Chandra X-Ray Observatory(redirected from Chandra Space Telescope)
Chandra X-Ray ObservatoryAn orbiting X-ray astronomy observatory launched by NASA in July 1999 as the third of its Great Observatories. Chandra, which takes its name from the 20th-century Indian-born US astrophysicist Subrahmanyan Chandrasekhar, was originally developed as one of the craft making up NASA's Advanced X-Ray Astrophysics Facility (see AXAF); dubbed AXAF-I and renamed after its launch, Chandra was equipped for high-resolution X-ray imaging and was deployed by the space shuttle Columbia into a highly eccentric orbit (apogee 140 161 km, inclination 28.5°) that has allowed long periods of observation unimpeded by Earth shadowing. Chandra's optics consist of four nested pairs of grazing incidence paraboloid and hyperboloid mirrors, each having an outer diameter of 1.2 meters and a focal length of 10 meters. With its Advanced Charged Couple Imaging Spectrometer (ACIS) and its high-resolution camera using large field-of-view microchannel plates to make X-ray images, Chandra's optical system achieves an angular resolution of 0.5 arcseconds over an operating range of 0.2–10 keV. Its high- and low-energy transmission gratings provide impressive spectral resolution throughout the range 0.09–10 keV.

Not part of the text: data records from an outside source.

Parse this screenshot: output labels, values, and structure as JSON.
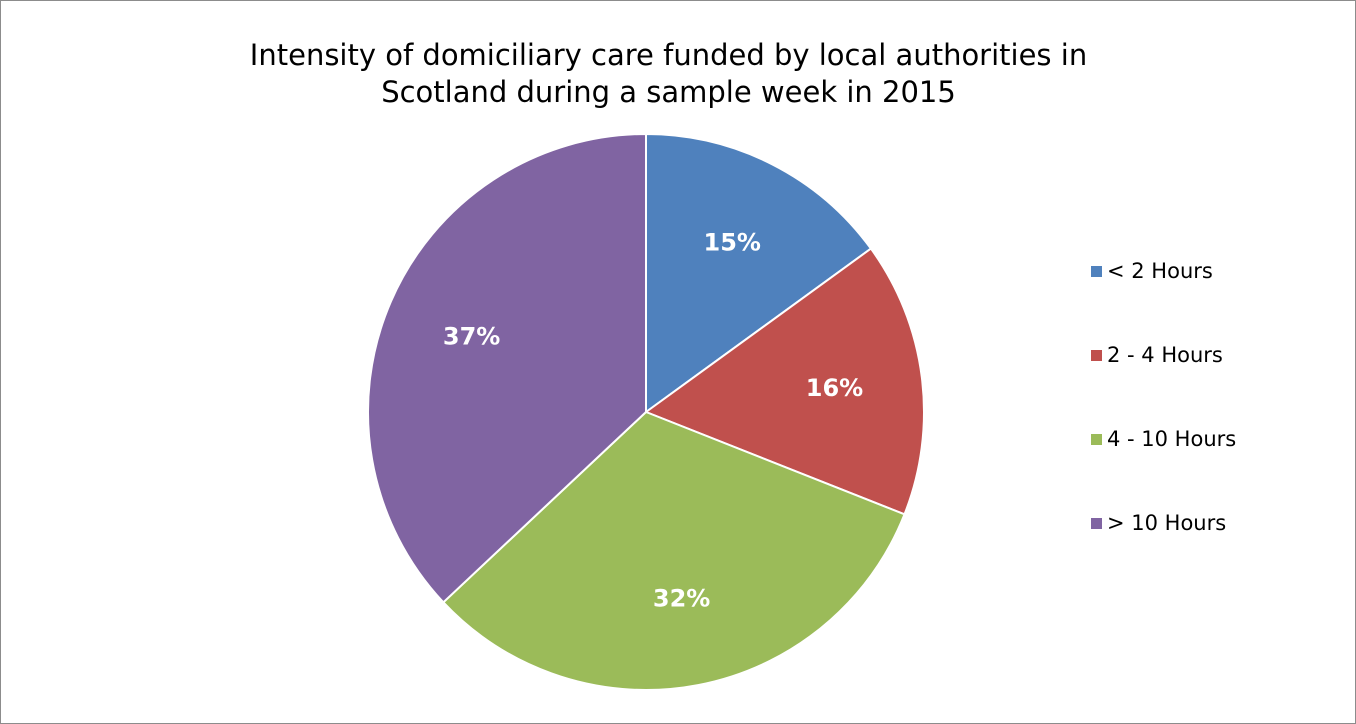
{
  "chart_data": {
    "type": "pie",
    "title": "Intensity of domiciliary care funded by local authorities in Scotland during a sample week in 2015",
    "title_lines": [
      "Intensity of domiciliary care funded by local authorities in",
      "Scotland during a sample week in 2015"
    ],
    "categories": [
      "< 2 Hours",
      "2 - 4 Hours",
      "4 - 10 Hours",
      "> 10 Hours"
    ],
    "values": [
      15,
      16,
      32,
      37
    ],
    "data_labels": [
      "15%",
      "16%",
      "32%",
      "37%"
    ],
    "colors": [
      "#4f81bd",
      "#c0504d",
      "#9bbb59",
      "#8064a2"
    ],
    "legend_position": "right",
    "start_angle": "12 o'clock, clockwise"
  }
}
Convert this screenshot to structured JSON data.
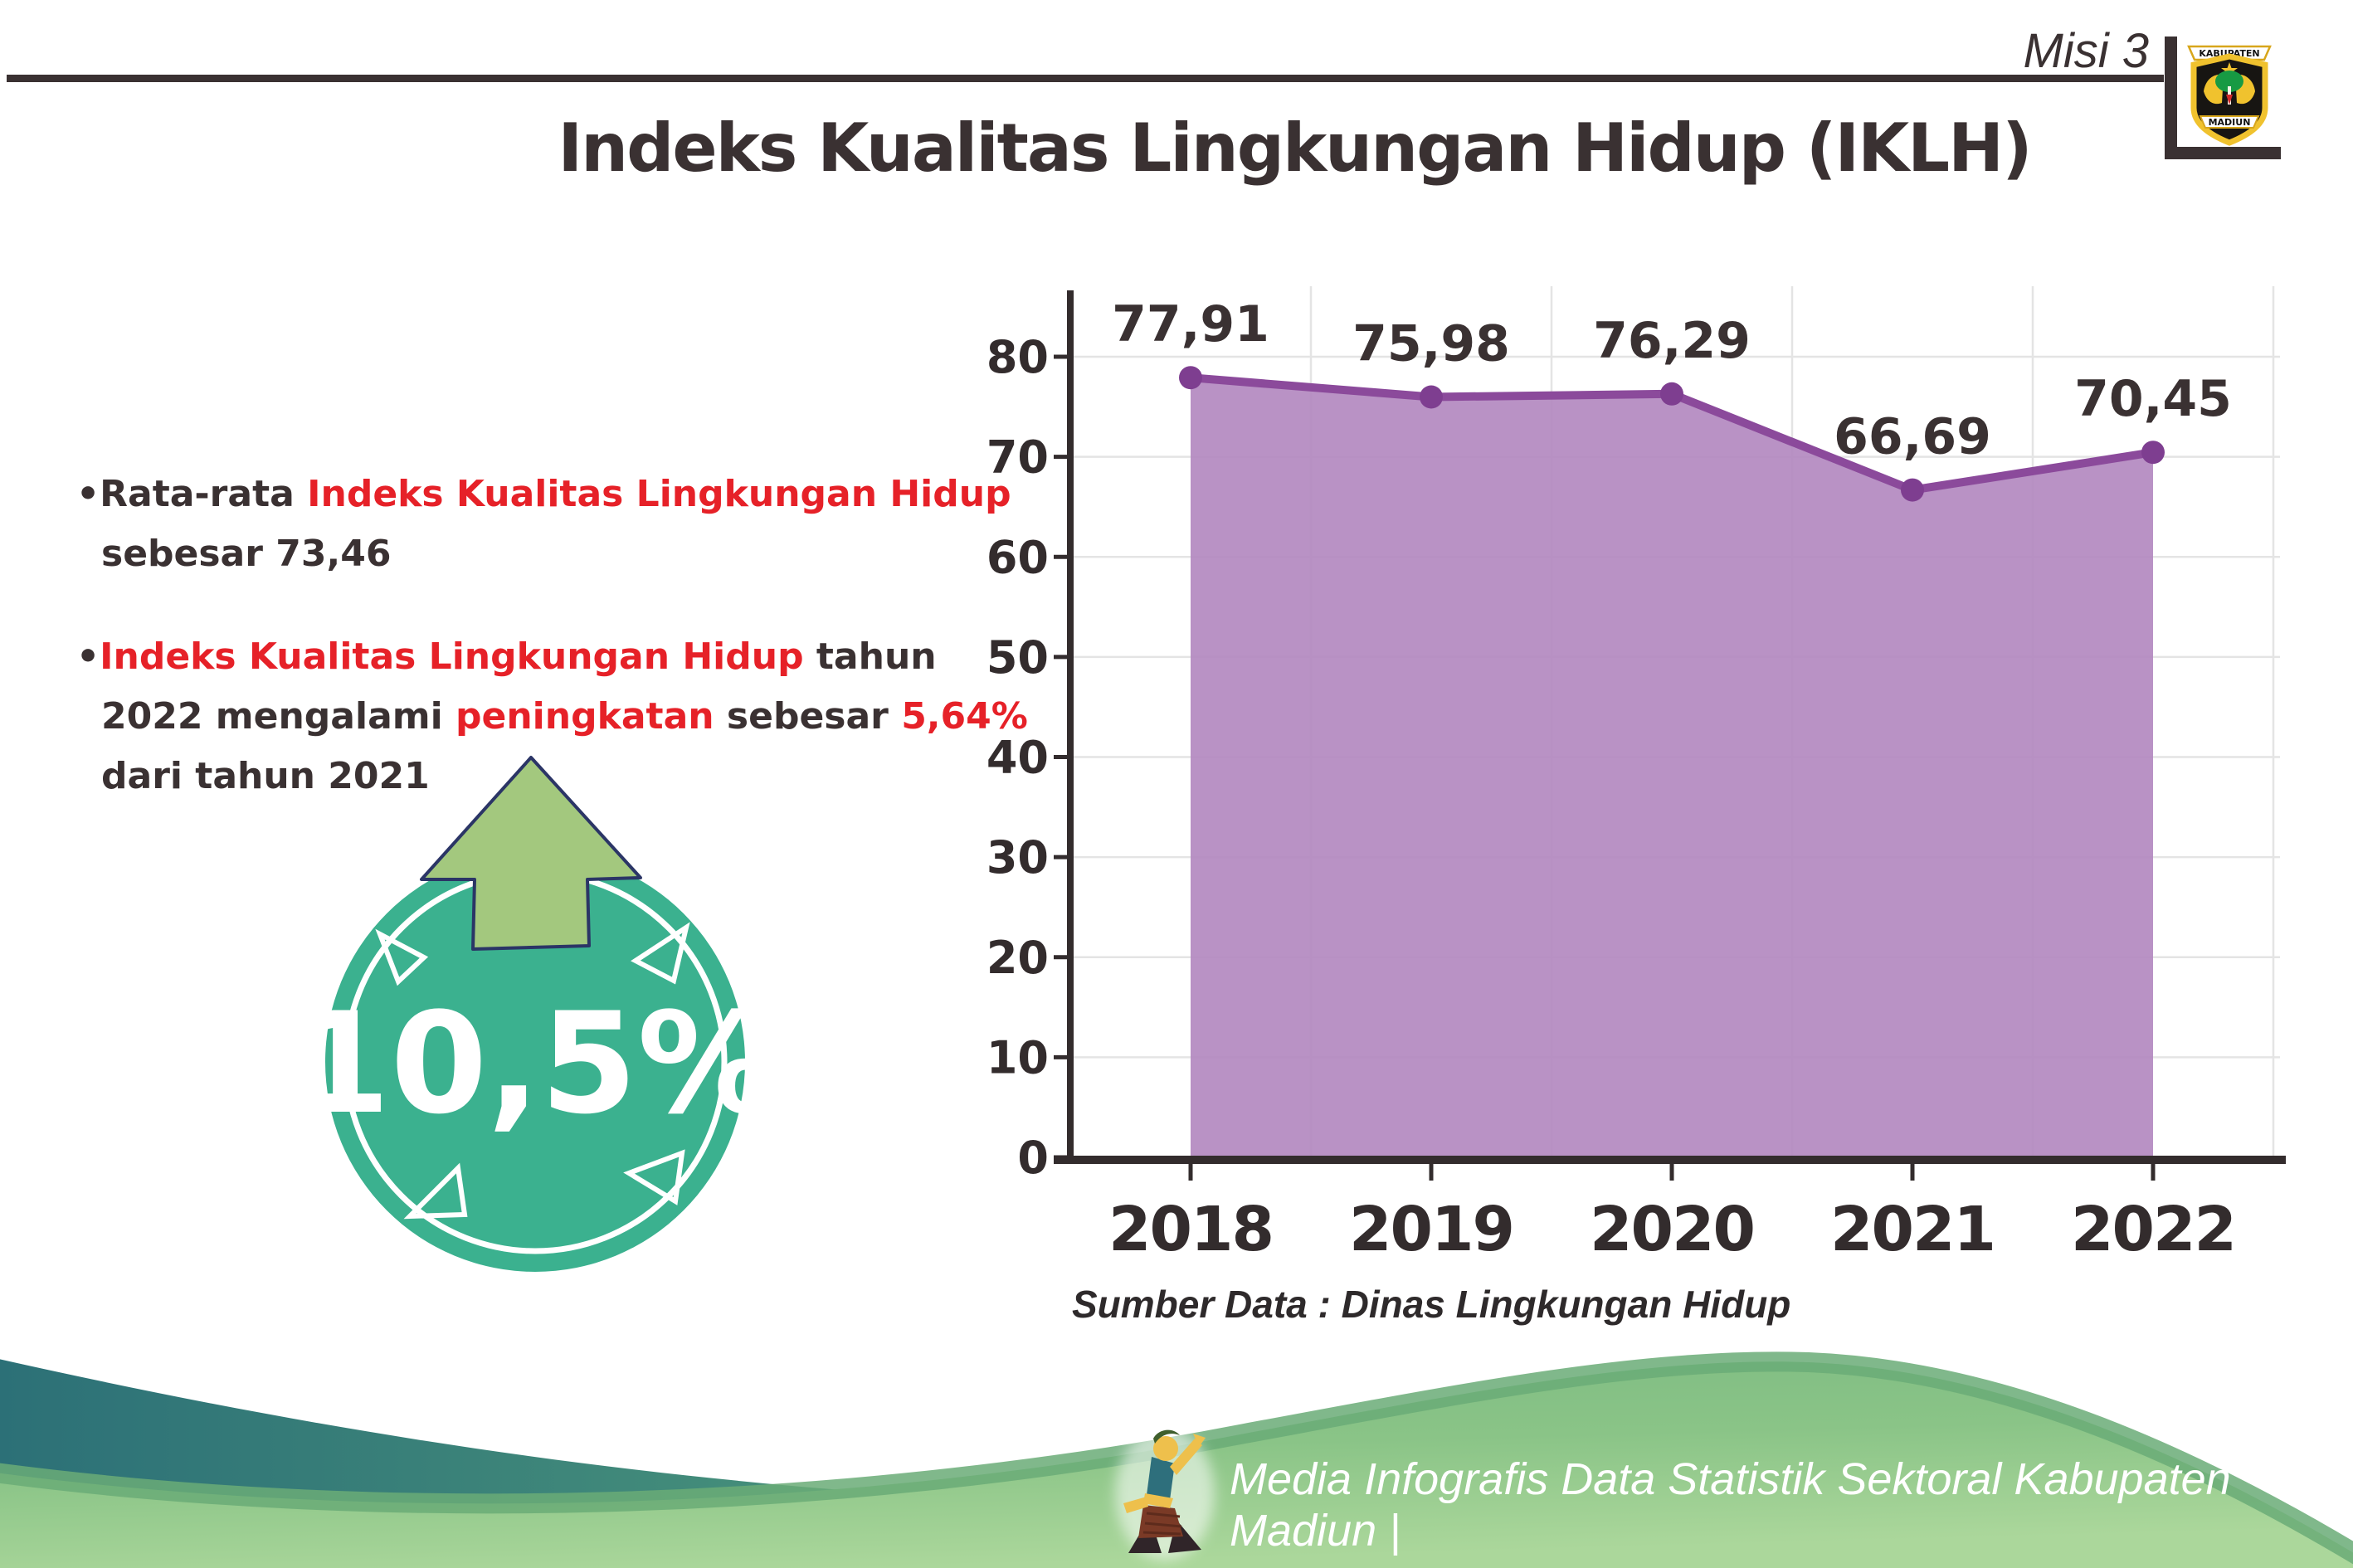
{
  "header": {
    "misi_label": "Misi 3",
    "title": "Indeks Kualitas Lingkungan Hidup (IKLH)"
  },
  "logo": {
    "top_text": "KABUPATEN",
    "bottom_text": "MADIUN"
  },
  "bullets": {
    "b1": [
      {
        "text": "•Rata-rata ",
        "color": "dark"
      },
      {
        "text": "Indeks Kualitas Lingkungan Hidup",
        "color": "red"
      },
      {
        "text": " sebesar 73,46",
        "color": "dark"
      }
    ],
    "b2": [
      {
        "text": "•",
        "color": "dark"
      },
      {
        "text": "Indeks Kualitas Lingkungan Hidup",
        "color": "red"
      },
      {
        "text": " tahun 2022 mengalami ",
        "color": "dark"
      },
      {
        "text": "peningkatan",
        "color": "red"
      },
      {
        "text": " sebesar ",
        "color": "dark"
      },
      {
        "text": "5,64%",
        "color": "red"
      },
      {
        "text": " dari tahun 2021",
        "color": "dark"
      }
    ]
  },
  "badge": {
    "value": "10,5%",
    "circle_color": "#3bb18f",
    "arrow_color": "#a3c87e",
    "arrow_outline": "#2b3566"
  },
  "chart_data": {
    "type": "area",
    "title": "",
    "categories": [
      "2018",
      "2019",
      "2020",
      "2021",
      "2022"
    ],
    "values": [
      77.91,
      75.98,
      76.29,
      66.69,
      70.45
    ],
    "value_labels": [
      "77,91",
      "75,98",
      "76,29",
      "66,69",
      "70,45"
    ],
    "ylim": [
      0,
      80
    ],
    "yticks": [
      0,
      10,
      20,
      30,
      40,
      50,
      60,
      70,
      80
    ],
    "grid": true,
    "legend": "none",
    "source_note": "Sumber Data : Dinas Lingkungan Hidup",
    "colors": {
      "line": "#8b4a9b",
      "fill": "#b186bf",
      "marker": "#7e3e90",
      "axis": "#332c2d",
      "grid": "#e4e4e4",
      "label": "#3a3132"
    }
  },
  "footer": {
    "caption": "Media Infografis Data Statistik Sektoral Kabupaten Madiun |",
    "teal_color": "#2c7077",
    "green_color": "#8ac487"
  },
  "accent_red": "#e62128"
}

Chandra has been called the most sophisticated X-ray observatory of its time, providing images of unprecedented detail at resolutions that are claimed to be about 50 times better than those achieved by ROSAT, the best X-ray astronomy satellite prior to 1999. In its first five years, Chandra has begun to penetrate the hottest, most energetic regions of the Universe. In particular, it has advanced our knowledge of black holes, discovering among many other things how fast they spin, finding evidence of a star torn apart by a black hole, and emphatically confirming the reality of the event horizon. It has revealed enormous tracts of hot gas, billions of parsecs distant and radiating at temperatures of tens of millions of degrees K. It has provided startling new images of supernova remnants such as the Crab Nebula, with its restless pulsar, showing intricate details never suspected before. It has made new studies of star-forming regions such as the Orion Nebula and analyzed the effects of galaxy collisions and the merging of galaxy clusters. Most notably, it has gathered direct evidence of dark energy and the expansion of the Universe.